Woody made her prediction at 8:15 a.m. at the Howell Nature Center in Livingston County.

Groundhog Day has its origins as an ancient celebration of the mid-way point between the Winter Solstice and the Spring Equinox. Legend has it that if Woody sees her shadow on Feb. 2, winter will last six more weeks. No shadow means an early spring.

“Woody came out of her stump, went back in her stump and then came back out again, which tells us that we will have an early spring here in Michigan,” said Dick Grant, executive director of the nature center, who added that it was Woody’s fifteenth prediction.

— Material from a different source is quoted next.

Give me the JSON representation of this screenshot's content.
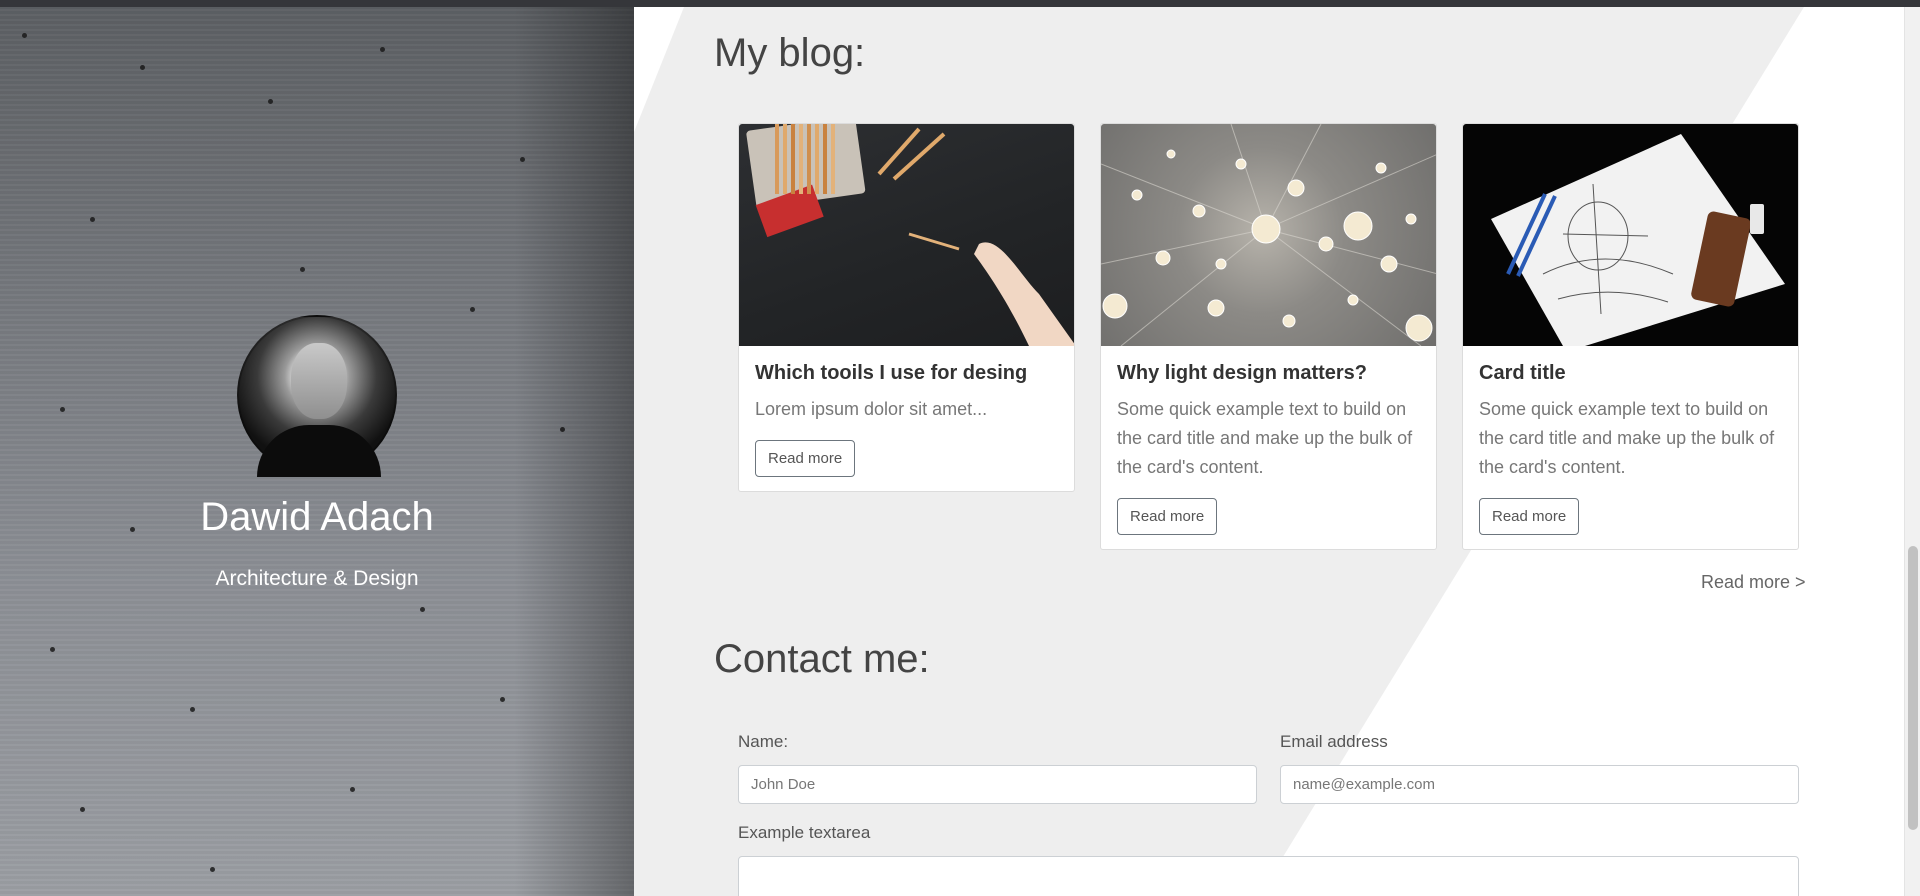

While Woody is famous in Michigan for her prognosticating abilities, she’s not as well-known as Punxsutawney Phil, the “original” forecasting rodent. This year, Phil also didn’t see his shadow, so it seems spring might actually arrive early.

Woody and Phil aren’t the only groundhogs that predict the weather, either. There’s Staten Island Chuck, in New York; General Beauregard Lee, in Atlanta; and Wiarton Willie, in Wiarton, Ontario, among others noted by the National Climactic Data Center “Groundhog Day” website.

In 2012, Woody didn’t see her shadow. The year before, she saw her shadow. Grant said Woody’s track record is pretty good — being right 10 out of 14 times so far.